Creating a culture of operational excellence in healthcare requires a multi-faceted approach focusing on people, processes, technology, and continuous improvement. Healthcare organizations are often challenged by siloed departments and lack of common direction, leading to inefficiencies and suboptimal outcomes. To combat these issues, a cohesive approach is beneficial to ensure connection between various functions. This encourages individuals and teams to coordinate processes and share valuable information. Having spent much of 2023 navigating the healthcare environment with a loved one, I saw first-hand how operational inefficiencies burdened and frustrated the various healthcare providers.
Operational excellence in healthcare hinges on three traits:
- a system of daily improvement,
- work organized to flow value to patients, and
- a management system that aligns strategy, performance measures, and people development.
The disciplines of Lean Six Sigma, applied to reduce waste when every extra step can cause a patient irreparable harm, have proven particularly effective in the healthcare context, enabling organizations to operate as efficiently and effectively as possible. While process management may not seem to be the purview of L&D, ensuring employees know what the processes are and how to follow them clearly is!
Technology also plays a significant role in streamlining clinical workflows and enhancing collaboration through:
- automation,
- intelligent workflows, and
- data insights.
Utilizing technological innovations can reduce the workloads of healthcare professionals, allowing them to focus more on patient care. With a drastic shortage of healthcare workers, we are approaching a crisis if we don’t find ways to create efficiencies while improving effectiveness. Systems require training to get the most out of them, and training tailored specifically to role and need works best toward fostering a culture of excellence.
Leadership support is another critical element to building operational excellence in a healthcare setting. Leaders must model good behavior, celebrate successes, and maintain expected routines to establish a culture conducive to improvement.
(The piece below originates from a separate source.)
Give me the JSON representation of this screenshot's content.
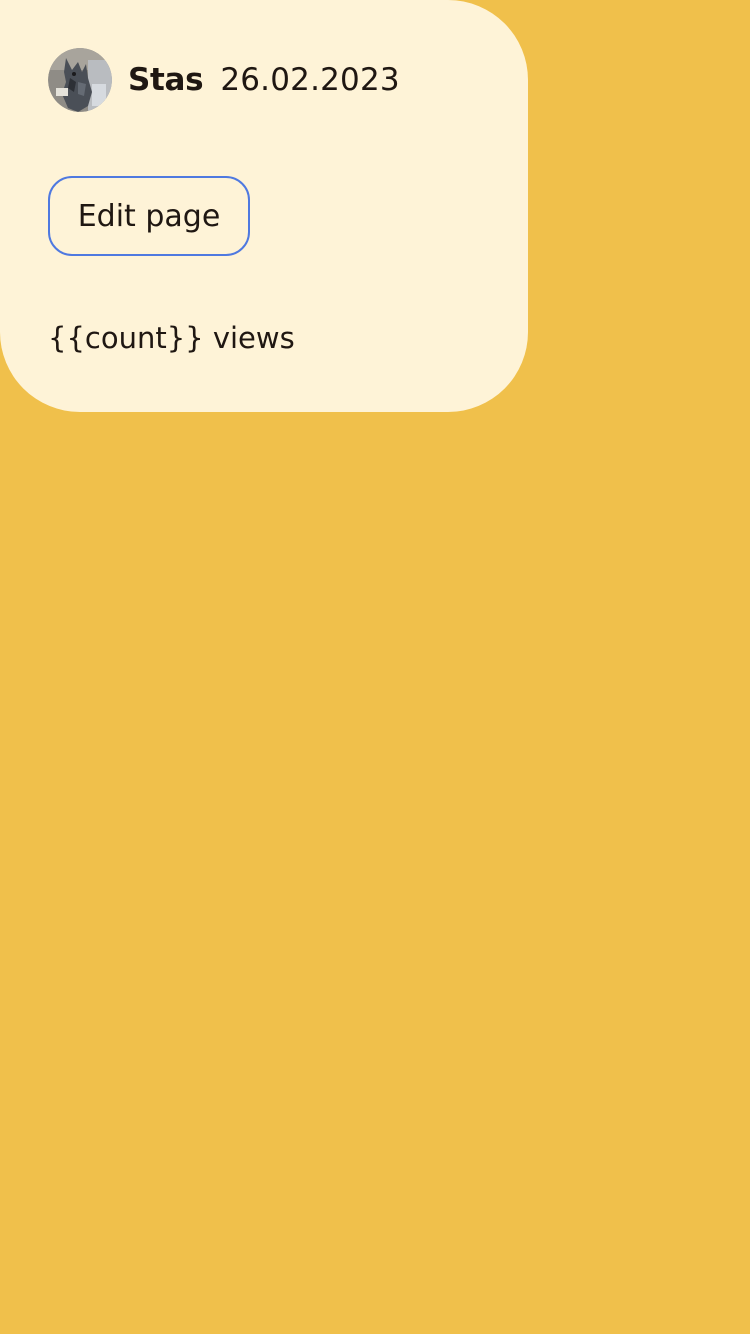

But you can’t measure people on things you have not given them the skills to execute. You must first find ways to create competency and then hold people accountable to demonstrate that competency. In terms of leadership and culture, the sum of behaviors, norms, and values within an organization contributes to building operational excellence and sustaining success over the long term. Additionally, only leaders can truly provide the space for learning and reflection to occur.